Ao destacar figuras intelectualmente toscas defendendo irresponsavelmente o uso da hidroxicloroquina, a imprensa tem se aproximado das redes sociais, nas quais declarações polêmicas e sem fundamento geram muito mais repercussão do que comentários técnicos e ponderados.
Isso gera a impressão de que apenas pessoas do nível de Bolsonaro, Donald Trump, Osmar Terra, Marco Feliciano e Carla Zambelli veem alguma chance na droga.

Vozes importantes e equilibradas, como a do epidemiologista britânico Nicholas White, que conduz um grande estudo com cloroquina e hidroxicloroquina, são ignoradas.
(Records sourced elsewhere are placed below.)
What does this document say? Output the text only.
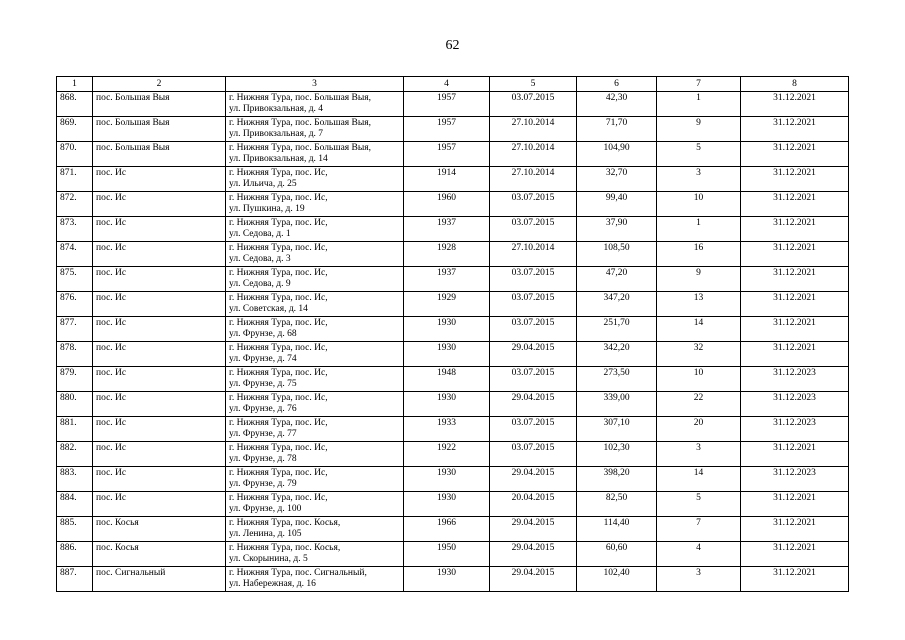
62
1	2	3	4	5	6	7	8
868.	пос. Большая Выя	г. Нижняя Тура, пос. Большая Выя,
ул. Привокзальная, д. 4	1957	03.07.2015	42,30	1	31.12.2021
869.	пос. Большая Выя	г. Нижняя Тура, пос. Большая Выя,
ул. Привокзальная, д. 7	1957	27.10.2014	71,70	9	31.12.2021
870.	пос. Большая Выя	г. Нижняя Тура, пос. Большая Выя,
ул. Привокзальная, д. 14	1957	27.10.2014	104,90	5	31.12.2021
871.	пос. Ис	г. Нижняя Тура, пос. Ис,
ул. Ильича, д. 25	1914	27.10.2014	32,70	3	31.12.2021
872.	пос. Ис	г. Нижняя Тура, пос. Ис,
ул. Пушкина, д. 19	1960	03.07.2015	99,40	10	31.12.2021
873.	пос. Ис	г. Нижняя Тура, пос. Ис,
ул. Седова, д. 1	1937	03.07.2015	37,90	1	31.12.2021
874.	пос. Ис	г. Нижняя Тура, пос. Ис,
ул. Седова, д. 3	1928	27.10.2014	108,50	16	31.12.2021
875.	пос. Ис	г. Нижняя Тура, пос. Ис,
ул. Седова, д. 9	1937	03.07.2015	47,20	9	31.12.2021
876.	пос. Ис	г. Нижняя Тура, пос. Ис,
ул. Советская, д. 14	1929	03.07.2015	347,20	13	31.12.2021
877.	пос. Ис	г. Нижняя Тура, пос. Ис,
ул. Фрунзе, д. 68	1930	03.07.2015	251,70	14	31.12.2021
878.	пос. Ис	г. Нижняя Тура, пос. Ис,
ул. Фрунзе, д. 74	1930	29.04.2015	342,20	32	31.12.2021
879.	пос. Ис	г. Нижняя Тура, пос. Ис,
ул. Фрунзе, д. 75	1948	03.07.2015	273,50	10	31.12.2023
880.	пос. Ис	г. Нижняя Тура, пос. Ис,
ул. Фрунзе, д. 76	1930	29.04.2015	339,00	22	31.12.2023
881.	пос. Ис	г. Нижняя Тура, пос. Ис,
ул. Фрунзе, д. 77	1933	03.07.2015	307,10	20	31.12.2023
882.	пос. Ис	г. Нижняя Тура, пос. Ис,
ул. Фрунзе, д. 78	1922	03.07.2015	102,30	3	31.12.2021
883.	пос. Ис	г. Нижняя Тура, пос. Ис,
ул. Фрунзе, д. 79	1930	29.04.2015	398,20	14	31.12.2023
884.	пос. Ис	г. Нижняя Тура, пос. Ис,
ул. Фрунзе, д. 100	1930	20.04.2015	82,50	5	31.12.2021
885.	пос. Косья	г. Нижняя Тура, пос. Косья,
ул. Ленина, д. 105	1966	29.04.2015	114,40	7	31.12.2021
886.	пос. Косья	г. Нижняя Тура, пос. Косья,
ул. Скорынина, д. 5	1950	29.04.2015	60,60	4	31.12.2021
887.	пос. Сигнальный	г. Нижняя Тура, пос. Сигнальный,
ул. Набережная, д. 16	1930	29.04.2015	102,40	3	31.12.2021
Ele é contra o uso dessas drogas fora de ensaios clínicos, mas ressalta que são seguras quando corretamente administradas e talvez possam ajudar na prevenção ou no tratamento precoce —fases da Covid-19 em que persistem as maiores dúvidas sobre um possível benefício delas.

São situações bem diferentes das de pacientes hospitalizados, em estágios mais avançados da doença —para os quais há, de fato, resultados mais conclusivos contra o uso da hidroxicloroquina. A imprensa frequentemente não faz a devida distinção dos casos, confundindo o debate.

Ao propagar um discurso sem nuance e polarizado, a mídia colaborou para chegarmos a um estado em que poucos têm dúvidas e muitos têm certezas. Mas, como lembra um artigo publicado no The BMJ (periódico da British Medical Association), “a certeza é o reverso do conhecimento”. Seus autores sugerem ouvir “aqueles que respeitam a incerteza” e que reconhecem evidências contrárias mesmo às suas convicções mais fortes.

A cobertura sem ceticismo favorecendo um discurso único, a caracterização estereotipada de quem ousa questionar esse discurso, a atenção exagerada aos extremos do debate e a falta de nuance ao tratar o assunto evidenciam a baixa qualidade do trabalho da imprensa —justamente em um momento em que ela é tão necessária.